Cycle 1 project 6

Natural control of inflammation in preactive Multiple Sclerosis lesions


PhD student: Shailender Singh,
India
Home Institute: Amsterdam Neuroscience; Principle Investigator: Sandra Amor
Host Institute: European Neuroscience Institute Göttingen; Principle Investigator: Wolfgang Brück

Executive Summary
The earliest pathological sign of damage in the CNS in multiple sclerosis (MS) are clusters of activated microglia in otherwise normal-appearing white matter. The frequency at which preactive lesions are found in MS suggest that most spontaneously resolve, without progressing to an active demyelinating stage. Microglia activation at this stage may therefore reflect immune-regulatory or immune-suppressive rather than pro-inflammatory activity.

Small heat shock proteins (sHSPs) may play an important role in preactive lesions since we have shown that sHSPs accumulate in oligodendrocytes in preactive lesions, directly contact the microglial surface. Moreover in vitro sHSPs activate microglia. Initial data shows that such activation induces an immune-regulatory phenotype typified by production of IL-10, TGF-b and TNF-a, and suppression of IL-12, consistent with the previously demonstrated anti-inflammatory effects of soluble sHSPs in animal models.
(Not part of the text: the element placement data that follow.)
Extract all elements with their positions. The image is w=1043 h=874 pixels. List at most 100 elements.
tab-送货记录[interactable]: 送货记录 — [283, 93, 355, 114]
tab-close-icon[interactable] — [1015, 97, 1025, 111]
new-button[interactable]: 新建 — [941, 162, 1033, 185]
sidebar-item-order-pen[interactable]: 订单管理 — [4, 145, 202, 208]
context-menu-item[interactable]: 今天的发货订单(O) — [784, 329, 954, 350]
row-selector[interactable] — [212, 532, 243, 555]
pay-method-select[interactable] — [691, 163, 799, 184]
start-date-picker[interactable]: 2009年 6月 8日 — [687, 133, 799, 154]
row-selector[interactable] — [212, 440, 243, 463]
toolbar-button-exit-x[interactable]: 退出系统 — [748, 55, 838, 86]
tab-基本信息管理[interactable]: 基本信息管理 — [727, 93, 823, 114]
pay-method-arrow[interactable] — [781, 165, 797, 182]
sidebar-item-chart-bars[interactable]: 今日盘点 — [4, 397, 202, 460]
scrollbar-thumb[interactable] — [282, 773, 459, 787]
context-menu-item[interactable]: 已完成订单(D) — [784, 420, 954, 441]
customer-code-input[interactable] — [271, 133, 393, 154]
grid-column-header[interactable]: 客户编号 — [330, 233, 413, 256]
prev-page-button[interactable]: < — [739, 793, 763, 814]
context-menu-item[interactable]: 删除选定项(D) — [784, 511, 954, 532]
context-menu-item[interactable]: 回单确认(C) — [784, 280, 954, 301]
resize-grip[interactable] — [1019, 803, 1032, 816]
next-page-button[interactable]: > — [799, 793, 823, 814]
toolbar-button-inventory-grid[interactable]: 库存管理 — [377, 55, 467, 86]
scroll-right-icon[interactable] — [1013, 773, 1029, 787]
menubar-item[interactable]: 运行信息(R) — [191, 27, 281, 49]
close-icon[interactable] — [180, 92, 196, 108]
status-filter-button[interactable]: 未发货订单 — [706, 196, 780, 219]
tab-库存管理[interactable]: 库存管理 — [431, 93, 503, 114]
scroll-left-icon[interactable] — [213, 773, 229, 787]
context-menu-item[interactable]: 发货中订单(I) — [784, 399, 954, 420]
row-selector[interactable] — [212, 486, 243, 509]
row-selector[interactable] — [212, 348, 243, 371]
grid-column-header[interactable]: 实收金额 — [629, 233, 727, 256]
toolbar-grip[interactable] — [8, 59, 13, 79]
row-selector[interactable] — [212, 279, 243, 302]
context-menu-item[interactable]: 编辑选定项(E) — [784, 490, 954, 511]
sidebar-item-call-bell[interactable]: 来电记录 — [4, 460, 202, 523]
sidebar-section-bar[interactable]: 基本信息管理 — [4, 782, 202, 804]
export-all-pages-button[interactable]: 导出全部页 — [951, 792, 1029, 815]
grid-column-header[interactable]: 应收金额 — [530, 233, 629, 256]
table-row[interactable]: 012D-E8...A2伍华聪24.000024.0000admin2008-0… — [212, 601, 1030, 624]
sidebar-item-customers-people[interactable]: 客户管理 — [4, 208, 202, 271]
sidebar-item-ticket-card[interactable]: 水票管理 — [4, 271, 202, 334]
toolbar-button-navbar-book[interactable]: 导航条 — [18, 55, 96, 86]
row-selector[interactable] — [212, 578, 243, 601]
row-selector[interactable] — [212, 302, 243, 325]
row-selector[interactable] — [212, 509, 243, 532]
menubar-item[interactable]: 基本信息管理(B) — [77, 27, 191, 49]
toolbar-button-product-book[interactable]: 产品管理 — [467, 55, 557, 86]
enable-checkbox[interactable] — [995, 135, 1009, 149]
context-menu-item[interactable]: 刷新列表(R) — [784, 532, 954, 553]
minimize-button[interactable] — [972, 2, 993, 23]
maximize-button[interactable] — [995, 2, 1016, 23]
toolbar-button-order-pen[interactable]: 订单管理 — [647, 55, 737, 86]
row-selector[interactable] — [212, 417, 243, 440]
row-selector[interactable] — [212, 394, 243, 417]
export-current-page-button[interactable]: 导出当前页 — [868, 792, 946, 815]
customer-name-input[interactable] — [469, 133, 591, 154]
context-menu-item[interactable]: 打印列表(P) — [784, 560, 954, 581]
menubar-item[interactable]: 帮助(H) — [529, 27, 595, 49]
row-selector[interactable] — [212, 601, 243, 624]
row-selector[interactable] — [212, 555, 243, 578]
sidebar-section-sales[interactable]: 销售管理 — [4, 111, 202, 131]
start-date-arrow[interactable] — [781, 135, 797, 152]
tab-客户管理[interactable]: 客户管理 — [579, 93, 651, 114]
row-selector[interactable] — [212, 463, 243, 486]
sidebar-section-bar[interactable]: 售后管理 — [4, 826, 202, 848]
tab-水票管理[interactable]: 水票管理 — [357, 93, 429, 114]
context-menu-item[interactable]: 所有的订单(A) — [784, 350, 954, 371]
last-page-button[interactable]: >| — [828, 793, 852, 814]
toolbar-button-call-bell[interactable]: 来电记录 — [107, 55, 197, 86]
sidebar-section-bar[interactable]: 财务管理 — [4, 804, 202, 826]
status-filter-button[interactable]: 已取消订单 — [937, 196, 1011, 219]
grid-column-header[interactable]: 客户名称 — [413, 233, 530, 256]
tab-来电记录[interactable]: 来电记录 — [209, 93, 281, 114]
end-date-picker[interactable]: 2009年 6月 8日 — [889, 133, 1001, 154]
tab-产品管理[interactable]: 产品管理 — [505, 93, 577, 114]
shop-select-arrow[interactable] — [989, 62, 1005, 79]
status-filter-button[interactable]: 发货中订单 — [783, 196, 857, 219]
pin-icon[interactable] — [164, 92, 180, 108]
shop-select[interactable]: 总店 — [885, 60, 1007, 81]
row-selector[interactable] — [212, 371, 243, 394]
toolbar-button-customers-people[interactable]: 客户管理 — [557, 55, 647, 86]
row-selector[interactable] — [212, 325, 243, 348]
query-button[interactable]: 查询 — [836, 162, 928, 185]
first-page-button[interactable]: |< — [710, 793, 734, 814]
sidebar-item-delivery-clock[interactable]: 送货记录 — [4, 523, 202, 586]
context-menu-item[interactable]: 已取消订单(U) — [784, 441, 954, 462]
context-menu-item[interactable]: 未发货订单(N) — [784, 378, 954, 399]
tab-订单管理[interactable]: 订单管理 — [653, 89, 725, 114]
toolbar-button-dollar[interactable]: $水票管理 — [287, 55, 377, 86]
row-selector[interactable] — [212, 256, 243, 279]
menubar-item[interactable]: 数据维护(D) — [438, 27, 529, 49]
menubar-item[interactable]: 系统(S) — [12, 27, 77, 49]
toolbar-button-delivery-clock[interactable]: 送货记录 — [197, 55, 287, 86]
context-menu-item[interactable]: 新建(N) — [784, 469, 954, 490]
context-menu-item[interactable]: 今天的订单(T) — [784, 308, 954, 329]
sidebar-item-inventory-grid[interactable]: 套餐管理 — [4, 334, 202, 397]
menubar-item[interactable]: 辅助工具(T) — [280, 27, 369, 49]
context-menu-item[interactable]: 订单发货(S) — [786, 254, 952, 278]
We therefore hypothesize that pre-active lesions reflect a mild form of reversible neuroinflammation, governed by predominantly immune-regulatory and neuroprotective processes. We believe pre-active lesions thus hold the key to understanding natural mechanisms of immune regulation and repair in the human CNS.

The project will examine the idea that activated microglia in pre-active MS lesions represent immune-regulatory and/or wound-healing microglia, engaged in the resolution of local insults. On the evidence from previous studies and our preliminary studies it is further hypothesized that nearby stressed oligodendrocytes provide the direct local trigger for such activation and clustering of microglia, likely involving signalling by small HSPs.

The project will address the following questions:

1. Which molecular markers typify immune-regulatory human microglia?
This will allow the characterization of microglia phenotypes in preactive lesions. The molecular profile of distinct phenotypic states of microglia has obvious relevance also for other CNS disorders.

2. Does the immune-regulatory state of microglia lead to both anti-inflammatory and neuroprotective factors?
By examining the in vitro effect of factors produced by human microglia with an immune-regulatory phenotype on the activity of T cells, or survival of neurons, functional validation can be obtained of this state.

3. Which endogenous signals from stressed oligodendrocytes induce the immune-regulatory phenotype in microglia?
Examination of microglia-activating signals from oligodendrocytes should clarify whether the previously observed sHSP-induced response is unique in this context, or part of a signaling system between oligodendrocytes and microglia. This should provide the read-out marker(s) for question 4 and provide new leads for substances that can be used to manipulate the activation phenotype in microglia.

4. Which factors in the CNS drive the apparent stress in oligodendrocytes in pre-active MS lesions, and the accumulation of microglia-activating signals such as small HSPs?
By examining the factor(s) that drive the stress response of oligodendrocytes, inducing accumulation of the microglia-activating factors we will have a better understanding of which induces pre-active MS lesions.